Mam i inne grzechy w życiorysie, moja galeria. Kiedyś, już po wyrzuce­niu dyrektora Muzeum Tatrzańskiego, który był moim przyjacielem i przy­czynił się do jej powstania, odwiedzi­li mnie nowi, słuszni przywódcy i stwierdzili, że galeria powstała w złym czasie dla Polski, bo to był 1985 r. No cóż, jestem przykładem, że powstałem w 1928 r., potem wojna, dyplom w czasach PRL. W złym cza­sie się urodziłem i nie skoczyłem przez płot. Oto listy, rok 1980, 1981, wtedy był czas pisania cudownych petycji do władz. W tym okrutnym reżimie pisano piękne listy. Są gromad­nie podpisane przez czołówkę Soli­darności, przez Wajdę, aktorki, akto­rów, przez późniejszego ministra kul­tury. To były nadzwyczajne listy, że galeria ma powstać. A teraz w 1990 przychodzi nowa dyrekcja i pyta, czy to ma istnieć? A ich muzeum powsta­ło w czasie jeszcze dramatyczniejszym dla Polski, bo na mapie Europy Polski w ogóle nie było.

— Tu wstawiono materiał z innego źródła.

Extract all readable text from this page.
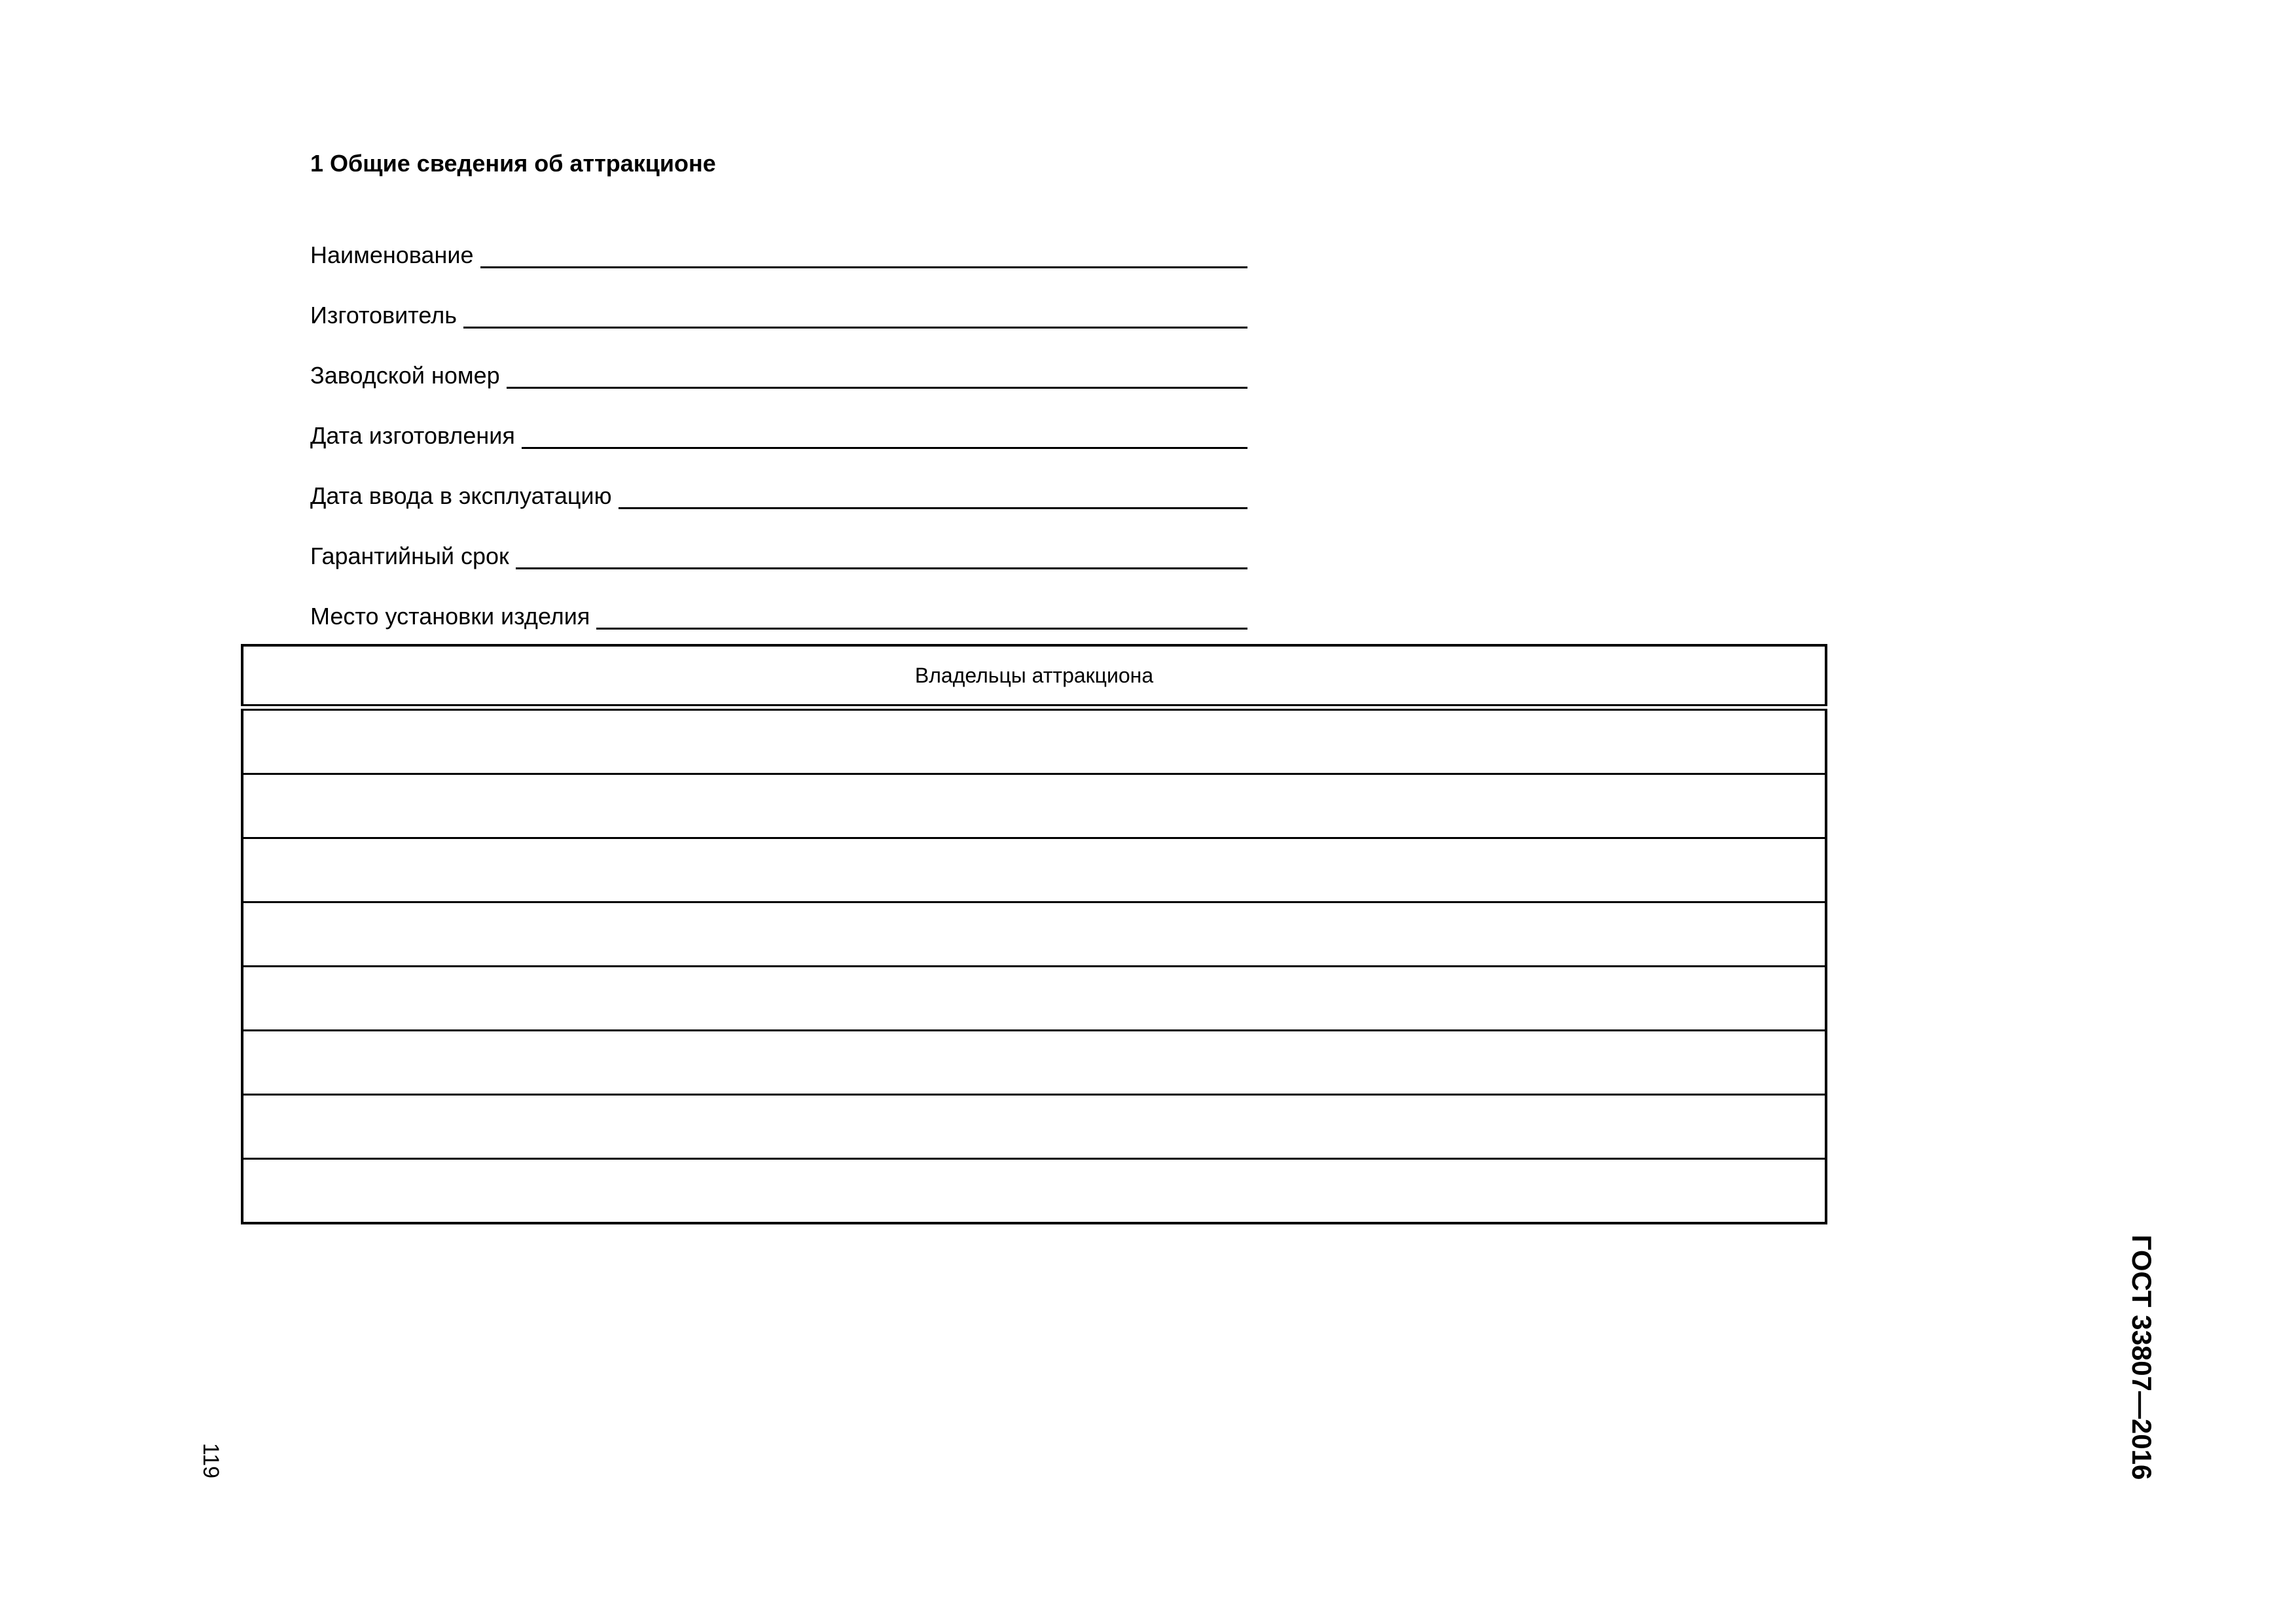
1 Общие сведения об аттракционе
Наименование
Изготовитель
Заводской номер
Дата изготовления
Дата ввода в эксплуатацию
Гарантийный срок
Место установки изделия
Владельцы аттракциона

119	ГОСТ 33807—2016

Mam jeszcze jeden grzech mego pla­stycznego, choć nie tylko, życia. Gdy­bym go nie wyznał, trafię wprost do ognia piekieł, a tak, to mam przynaj­mniej szansę duszę oczyścić. Wystawa w Muzeum Przyrodniczym Tatrzań­skiego Parku Narodowego, rok 1982. Ta wystawa była przygotowana wcze­śniej. Dlaczego wystawiłem, nie przy­łączyłem się do modnego, obowiązko­wego bojkotu czasu reżimu Jaruzel­skiego? Bo w czasie trudnym artyści winni mówić, a nie milczeć. Mimo pro­pozycji nie zapisałem się do PRON. Ale byłem w Narodowej Radzie Kultu­ry. To też mój grzech. Jak widać, byłem grzesznym człowiekiem.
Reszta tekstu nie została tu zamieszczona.